By removing these systems from domains where they forced implementation of legacy settings, you can subsequently increase the security of the domains by configuring them to support only current operating systems and applications. Although, it's preferable to decommission legacy systems and applications whenever possible. If decommissioning is simply not feasible for a small segment of your legacy population, segregating it into a separate domain (or forest) allows you to perform incremental improvements in the rest of the legacy installation.
Simplifying Security for End Users
In most organizations, users who have access to the most sensitive information due to the nature of their roles in the organization often have the least amount of time to devote to learning complex access restrictions and controls. Although you should have a comprehensive security education program for all users in your organization, you should also focus on making security as simple to use as possible by implementing controls that are transparent and simplifying principles to which users adhere.

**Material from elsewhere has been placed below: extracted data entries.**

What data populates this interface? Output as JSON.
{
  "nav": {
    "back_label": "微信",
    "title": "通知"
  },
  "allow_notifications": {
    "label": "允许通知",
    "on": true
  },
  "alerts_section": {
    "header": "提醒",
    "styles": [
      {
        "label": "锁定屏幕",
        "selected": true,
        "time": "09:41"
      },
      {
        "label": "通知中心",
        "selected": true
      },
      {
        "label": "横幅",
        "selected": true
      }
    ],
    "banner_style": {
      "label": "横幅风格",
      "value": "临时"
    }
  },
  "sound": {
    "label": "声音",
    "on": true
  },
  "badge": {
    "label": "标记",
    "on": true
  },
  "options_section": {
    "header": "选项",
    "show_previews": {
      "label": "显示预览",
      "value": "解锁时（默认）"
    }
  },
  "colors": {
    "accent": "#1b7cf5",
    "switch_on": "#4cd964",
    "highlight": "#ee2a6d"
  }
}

For example, you may define a policy in which executives and other VIPs are required to use secure workstations to access sensitive data and systems, allowing them to use their other devices to access less sensitive data. This is a simple principle for users to remember, but you can implement a number of backend controls to help to enforce the approach.
You can use Authentication Mechanism Assurance to permit the users to access sensitive data only if they've logged on to their secure systems using their smart cards, and can use IPsec and user rights restrictions to control the systems from which they can connect to sensitive data repositories. You can implement Dynamic Access Control to restrict access to data based on characteristics of an access attempt, translating business rules into technical controls.
From the perspective of the user, accessing sensitive data from a secured system "just works," and attempting to do so from an unsecured system "just doesn't." However, from the perspective of monitoring and managing your environment, you're helping to create identifiable patterns in how users access sensitive data and systems, making it easier for you to detect anomalous access attempts.
In environments in which user resistance to long, complex passwords has resulted in insufficient password policies, particularly for VIP users, consider alternate approaches to authentication. Alternate approaches include smart cards (that come in a number of form factors and with additional features to strengthen authentication), biometric controls such as finger-swipe readers, or even authentication data that's secured by trusted platform module (TPM) chips in users' computers. Multi-factor authentication doesn't prevent credential theft attacks if a computer is already compromised. However, by giving your users easy-to-use authentication controls you can assign more robust passwords to the accounts of users for whom traditional user name and password controls are unwieldy.